5 Easy Steps to an Organized Desk and Life
What do you do when your living space becomes too cluttered and you’re tripping over your stuff? You reorganize and remove unneeded items. Basically, you clean it up. The same concept holds true when it comes to your desk. Plowing through a dirty house makes things harder to locate and so does a dirty, cluttered, paper-filled desk. It will slow your ability to complete tasks in a timely manner. It can leave you feeling overwhelmed. That’s why decluttering your desk and reorganizing it is one of the best things for anybody. So how do you go about doing this? You can break it down into five steps as follows:
- ORGANIZE EVERYTHING INTO SUBGROUPS
Start by taking all of your office supplies and everything on your desk right in front of you in a big pile. Group your writing utensils with each other. Group your odds and ends with each other. Group calculators together, notebooks together, stapler with staples and staple remover, etc. If the items are related such as lens cleaning solution with lens cloth, they should be placed together. Put any photographs or personal objects off to the side. You want to organize the chaos. The more subgroups you can create, the better. It will serve to help you in the future. For example, group red pens with other red pens. Once complete, move on to the next step.
- REMOVE WHAT YOU DON’T NEED
This step is pretty self-explanatory. Remove what you don’t need. Here is where you ask yourself what you need to do your job. Start removing the stuff you don’t need such as photographs, notebooks, sheets of paper, extra sticky notes that are lyaing around. What about the pencil eraser you’ve never used. Items with a lot of dust will reveal which items you haven’t used in awhile. Maybe you don’t need that business card holder or bobble head sitting on your desk. It’s okay to let go of your wants and focus on what you need to succeed.
- REMOVE REDUNDANCY
Once you’ve removed the items that you do not need, you’re going to start looking for redundancy in the items that remain. This can be as simple as multiple red pens or as complex as different size markers or pens.

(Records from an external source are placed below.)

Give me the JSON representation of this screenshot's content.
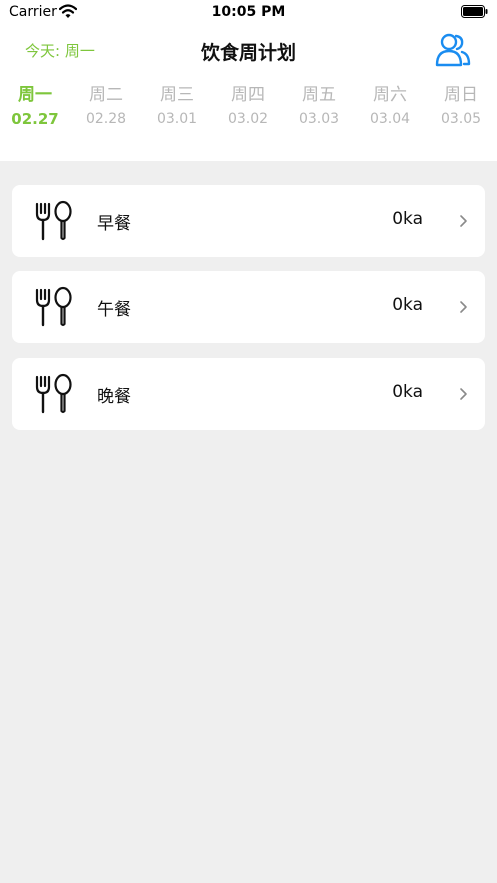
{
  "status_bar": {
    "carrier": "Carrier",
    "time": "10:05 PM"
  },
  "header": {
    "today_label": "今天: 周一",
    "title": "饮食周计划"
  },
  "days": [
    {
      "name": "周一",
      "date": "02.27",
      "active": true
    },
    {
      "name": "周二",
      "date": "02.28",
      "active": false
    },
    {
      "name": "周三",
      "date": "03.01",
      "active": false
    },
    {
      "name": "周四",
      "date": "03.02",
      "active": false
    },
    {
      "name": "周五",
      "date": "03.03",
      "active": false
    },
    {
      "name": "周六",
      "date": "03.04",
      "active": false
    },
    {
      "name": "周日",
      "date": "03.05",
      "active": false
    }
  ],
  "meals": [
    {
      "name": "早餐",
      "calories": "0ka"
    },
    {
      "name": "午餐",
      "calories": "0ka"
    },
    {
      "name": "晚餐",
      "calories": "0ka"
    }
  ],
  "colors": {
    "accent": "#7ec63c",
    "icon_blue": "#1a8cf0",
    "background": "#efefef"
  },
  "icons": [
    "wifi-icon",
    "battery-icon",
    "users-icon",
    "fork-spoon-icon",
    "chevron-right-icon"
  ]
}
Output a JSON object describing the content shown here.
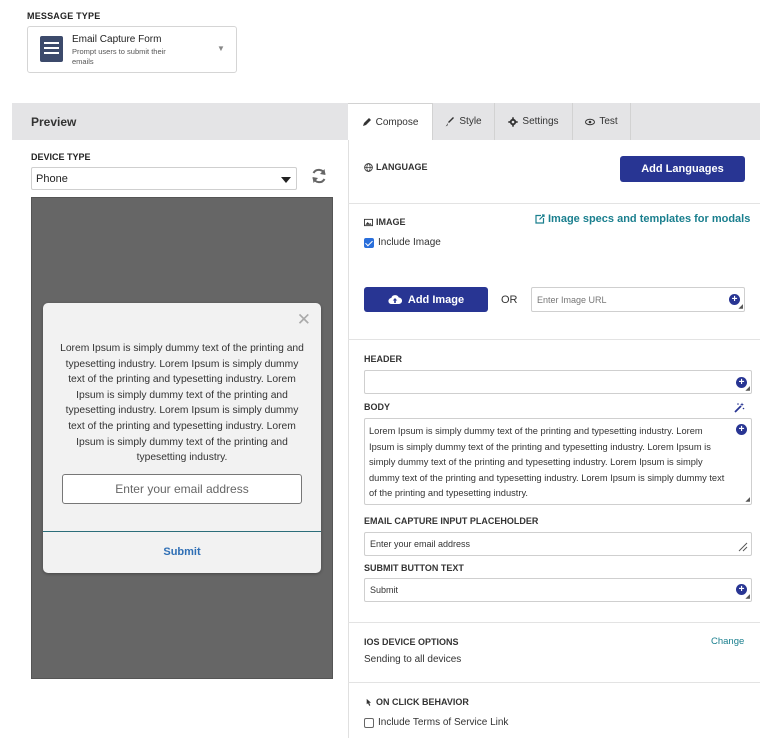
{
  "message_type": {
    "label": "MESSAGE TYPE",
    "selected_title": "Email Capture Form",
    "selected_desc": "Prompt users to submit their emails",
    "caret": "▼"
  },
  "preview": {
    "title": "Preview",
    "device_type_label": "DEVICE TYPE",
    "device_value": "Phone",
    "modal": {
      "close": "✕",
      "body": "Lorem Ipsum is simply dummy text of the printing and typesetting industry. Lorem Ipsum is simply dummy text of the printing and typesetting industry. Lorem Ipsum is simply dummy text of the printing and typesetting industry. Lorem Ipsum is simply dummy text of the printing and typesetting industry. Lorem Ipsum is simply dummy text of the printing and typesetting industry.",
      "input_placeholder": "Enter your email address",
      "submit": "Submit"
    }
  },
  "tabs": [
    {
      "label": "Compose",
      "icon": "pencil-icon",
      "active": true
    },
    {
      "label": "Style",
      "icon": "brush-icon",
      "active": false
    },
    {
      "label": "Settings",
      "icon": "gear-icon",
      "active": false
    },
    {
      "label": "Test",
      "icon": "eye-icon",
      "active": false
    }
  ],
  "compose": {
    "language_label": "LANGUAGE",
    "add_languages": "Add Languages",
    "image_label": "IMAGE",
    "image_specs_link": "Image specs and templates for modals",
    "include_image": "Include Image",
    "include_image_checked": true,
    "add_image": "Add Image",
    "or": "OR",
    "image_url_placeholder": "Enter Image URL",
    "header_label": "HEADER",
    "header_value": "",
    "body_label": "BODY",
    "body_value": "Lorem Ipsum is simply dummy text of the printing and typesetting industry. Lorem Ipsum is simply dummy text of the printing and typesetting industry. Lorem Ipsum is simply dummy text of the printing and typesetting industry. Lorem Ipsum is simply dummy text of the printing and typesetting industry. Lorem Ipsum is simply dummy text of the printing and typesetting industry.",
    "email_placeholder_label": "EMAIL CAPTURE INPUT PLACEHOLDER",
    "email_placeholder_value": "Enter your email address",
    "submit_text_label": "SUBMIT BUTTON TEXT",
    "submit_text_value": "Submit",
    "ios_label": "IOS DEVICE OPTIONS",
    "ios_change": "Change",
    "ios_value": "Sending to all devices",
    "onclick_label": "ON CLICK BEHAVIOR",
    "terms_label": "Include Terms of Service Link",
    "terms_checked": false
  },
  "colors": {
    "primary": "#283593",
    "link": "#1a7f8e",
    "preview_bg": "#666666"
  }
}
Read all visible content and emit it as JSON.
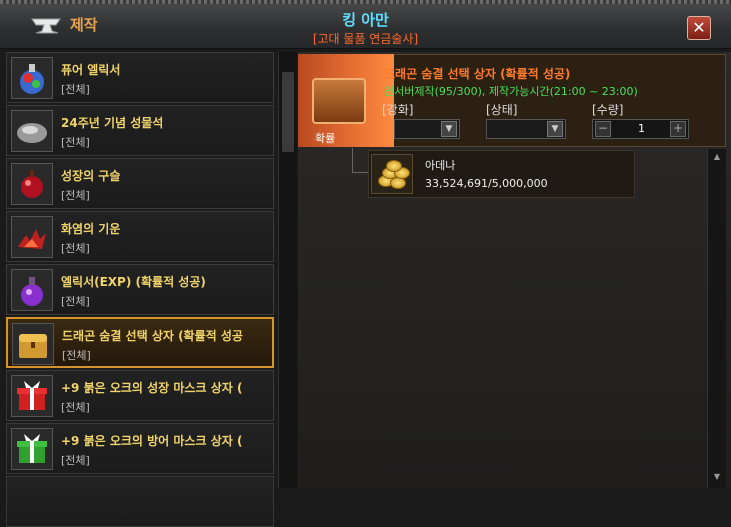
{
  "window": {
    "title": "제작",
    "close_label": "✕"
  },
  "npc": {
    "name": "킹 아만",
    "subtitle": "[고대 물품 연금술사]"
  },
  "items": [
    {
      "name": "퓨어 엘릭서",
      "category": "[전체]"
    },
    {
      "name": "24주년 기념 성물석",
      "category": "[전체]"
    },
    {
      "name": "성장의 구슬",
      "category": "[전체]"
    },
    {
      "name": "화염의 기운",
      "category": "[전체]"
    },
    {
      "name": "엘릭서(EXP) (확률적 성공)",
      "category": "[전체]"
    },
    {
      "name": "드래곤 숨결 선택 상자 (확률적 성공",
      "category": "[전체]",
      "selected": true
    },
    {
      "name": "+9 붉은 오크의 성장 마스크 상자 (",
      "category": "[전체]"
    },
    {
      "name": "+9 붉은 오크의 방어 마스크 상자 (",
      "category": "[전체]"
    }
  ],
  "detail": {
    "thumb_label": "확률",
    "title": "드래곤 숨결 선택 상자 (확률적 성공)",
    "info": "전서버제작(95/300), 제작가능시간(21:00 ~ 23:00)",
    "enchant_label": "[강화]",
    "status_label": "[상태]",
    "quantity_label": "[수량]",
    "quantity_value": "1",
    "minus": "−",
    "plus": "+"
  },
  "material": {
    "name": "아데나",
    "value": "33,524,691/5,000,000"
  },
  "colors": {
    "accent": "#e8a24a",
    "npc": "#5fe0ff",
    "success": "#48e05a",
    "selected_border": "#d6942a"
  }
}
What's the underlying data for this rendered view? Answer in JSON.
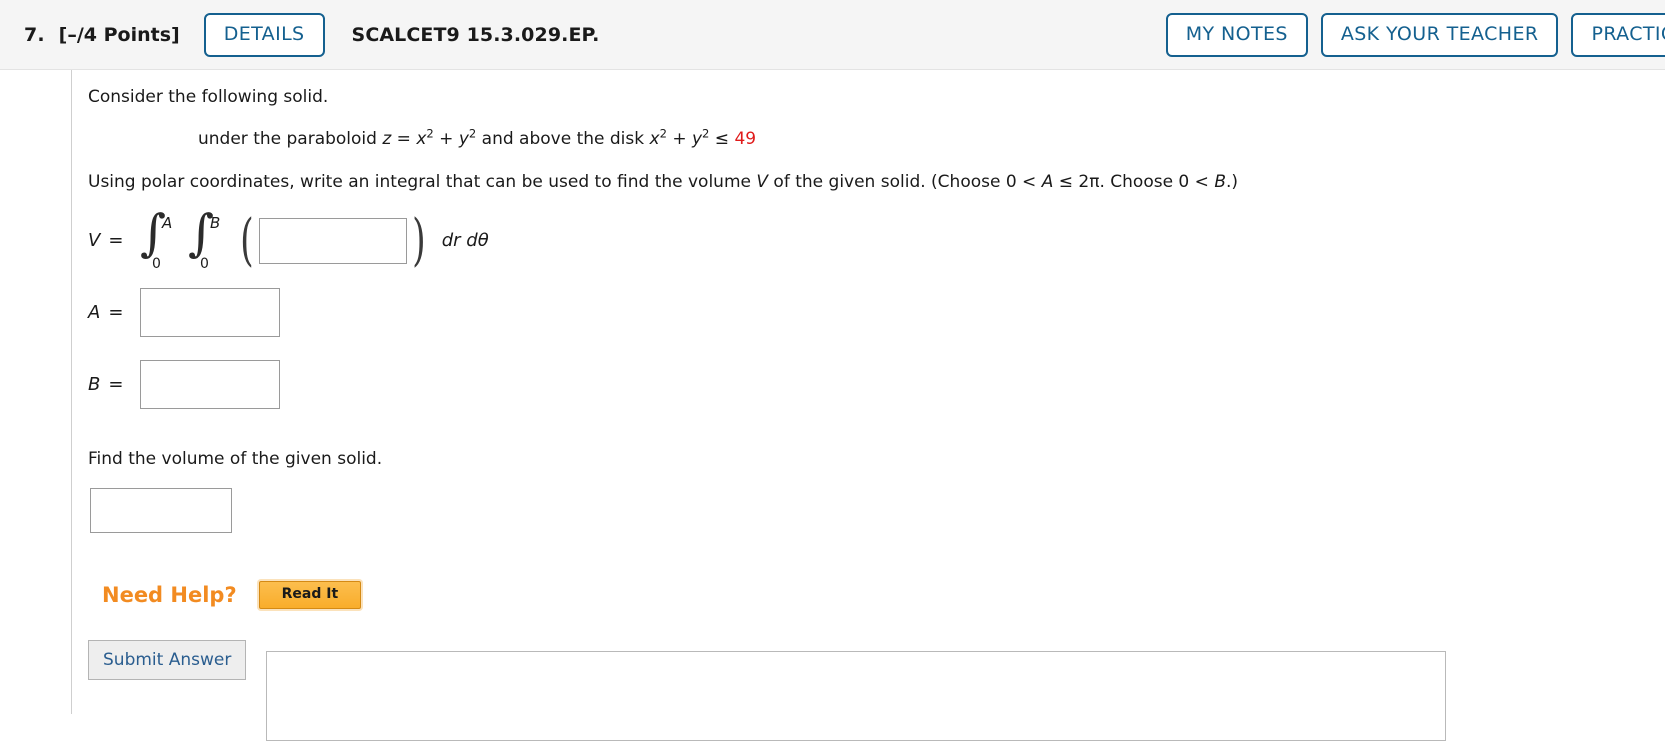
{
  "header": {
    "question_number": "7.",
    "points": "[–/4 Points]",
    "details_label": "DETAILS",
    "assignment_code": "SCALCET9 15.3.029.EP.",
    "my_notes_label": "MY NOTES",
    "ask_teacher_label": "ASK YOUR TEACHER",
    "practice_label": "PRACTICE",
    "accent_color": "#14608f",
    "background_color": "#f5f5f5"
  },
  "problem": {
    "consider_line": "Consider the following solid.",
    "solid_description": {
      "prefix": "under the paraboloid ",
      "z": "z",
      "equals": " = ",
      "x": "x",
      "x_exp": "2",
      "plus1": " + ",
      "y": "y",
      "y_exp": "2",
      "middle": " and above the disk ",
      "x2": "x",
      "x2_exp": "2",
      "plus2": " + ",
      "y2": "y",
      "y2_exp": "2",
      "leq": " ≤ ",
      "radius_value": "49",
      "radius_color": "#e01b1b"
    },
    "instruction": {
      "part1": "Using polar coordinates, write an integral that can be used to find the volume ",
      "V": "V",
      "part2": " of the given solid. (Choose 0 < ",
      "A": "A",
      "part3": " ≤ 2π. Choose 0 < ",
      "B": "B",
      "part4": ".)"
    },
    "find_volume_line": "Find the volume of the given solid."
  },
  "integral_expression": {
    "V_label": "V",
    "equals": "=",
    "outer_upper_limit": "A",
    "outer_lower_limit": "0",
    "inner_upper_limit": "B",
    "inner_lower_limit": "0",
    "integral_symbol": "∫",
    "open_paren": "(",
    "close_paren": ")",
    "differentials": "dr dθ",
    "integrand_value": "",
    "integrand_placeholder": ""
  },
  "fields": {
    "A": {
      "label": "A",
      "equals": "=",
      "value": "",
      "placeholder": ""
    },
    "B": {
      "label": "B",
      "equals": "=",
      "value": "",
      "placeholder": ""
    },
    "volume": {
      "value": "",
      "placeholder": ""
    }
  },
  "help": {
    "need_help_label": "Need Help?",
    "read_it_label": "Read It",
    "label_color": "#f28b21"
  },
  "footer": {
    "submit_label": "Submit Answer"
  }
}
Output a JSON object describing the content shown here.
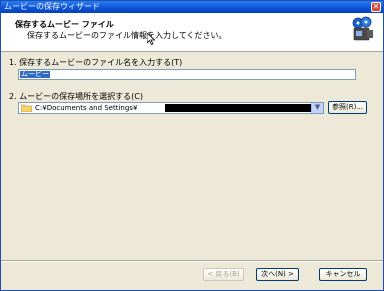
{
  "window": {
    "title": "ムービーの保存ウィザード",
    "close_glyph": "✕"
  },
  "header": {
    "title": "保存するムービー ファイル",
    "subtitle": "保存するムービーのファイル情報を入力してください。"
  },
  "filename": {
    "label": "1. 保存するムービーのファイル名を入力する(T)",
    "value": "ムービー"
  },
  "location": {
    "label": "2. ムービーの保存場所を選択する(C)",
    "value": "C:¥Documents and Settings¥"
  },
  "buttons": {
    "browse": "参照(R)...",
    "back": "< 戻る(B)",
    "next": "次へ(N) >",
    "cancel": "キャンセル"
  },
  "colors": {
    "titlebar": "#0b52d8",
    "selection": "#316ac5"
  }
}
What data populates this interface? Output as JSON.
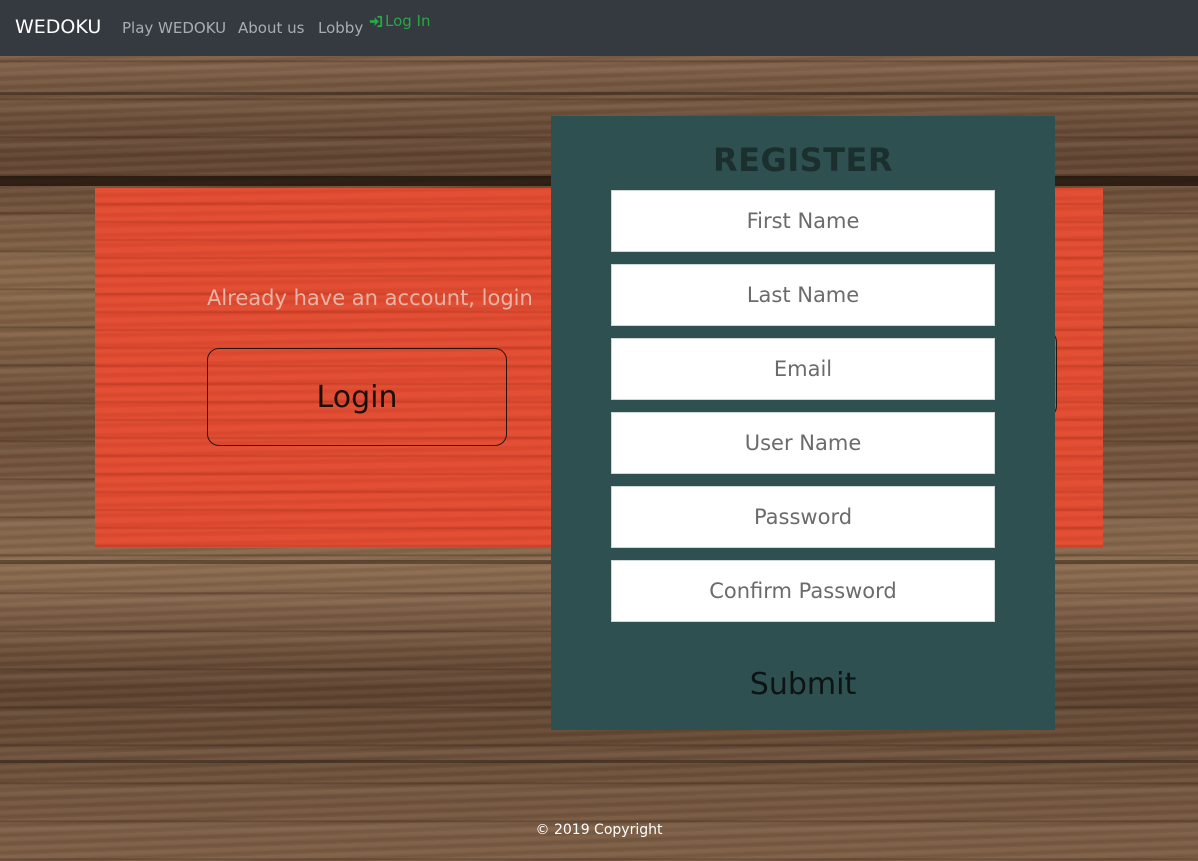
{
  "navbar": {
    "brand": "WEDOKU",
    "links": [
      "Play WEDOKU",
      "About us",
      "Lobby"
    ],
    "login_label": "Log In",
    "login_icon": "sign-in-icon",
    "login_color": "#28a745"
  },
  "login_panel": {
    "prompt": "Already have an account, login",
    "button_label": "Login"
  },
  "register": {
    "title": "REGISTER",
    "fields": {
      "first_name": "First Name",
      "last_name": "Last Name",
      "email": "Email",
      "user_name": "User Name",
      "password": "Password",
      "confirm_password": "Confirm Password"
    },
    "submit_label": "Submit"
  },
  "footer": {
    "copyright": "© 2019 Copyright"
  },
  "colors": {
    "navbar_bg": "#343a40",
    "panel_red": "#e04a30",
    "card_bg": "#2e5050"
  }
}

Do you really need a red marker AND a red pen? Do I need five blue pens? Do I need a blue pen and a black pen? No, I just need a black pen. Do I need a paper clip holder for my paper clips when they already come in a box? Eliminating things like that which collect dust really helps free one’s soul.
- ASK YOURSELF WHAT CAN I ELIMINATE FURTHER?
After you’ve removed all your redundancies, you’re going to ask what can I eliminate further? This is when things are truly down to the wire. Do you REALLY need a ruler on your desk, a tool that you use once in a while? Can it be removed and placed somewhere else? Do you really need three different colors of sticky notes when you only need one or two types of sticky notes? This is when you look at your stapler and your box of paper clips and you ask yourself, which one do I use more and do I even use the other one? Sometimes we have an inherent bias to hold on to something because we may use it in the future when in reality we haven’t used it yet and probably won’t for a long time. It ‘s okay to put that item away or off to the side away from the immediate workspace. If you have a calculator, it could be feasible to remove the calculator and use your phone instead. You could have a daily planner on your desk but you can eliminate that as well by using a digital planner on your phone.
- ASK YOURSELF ARE THESE WHAT I NEED TO DO MY JOB?
Once you’re here, look around your desk. Do you have anything other than a pen, sticky notes, highlighter, paper clips and a stapler? These are the core office supplies. You shouldn’t have any more than the key items to do the basic work. You need to ask yourself what is the bare minimum I need to do this job? That’s really where you will strike gold. That’s where you eliminate things left and right and things you have held onto for sentimental value. You will make it a lot easier on yourself because you’ve followed the steps. Eliminating a little at a time helps you clean up your desk, it also helps you have a rhythmic step-by-step approach to dismantling problems. When we take on a problem, it helps to dismantle tne problem by breaking it down into little problem and solve each little problem as you go. It makes a big problem a lot more manageable. The thing with little problems is that you don’t have to solve them all to get to the right solution.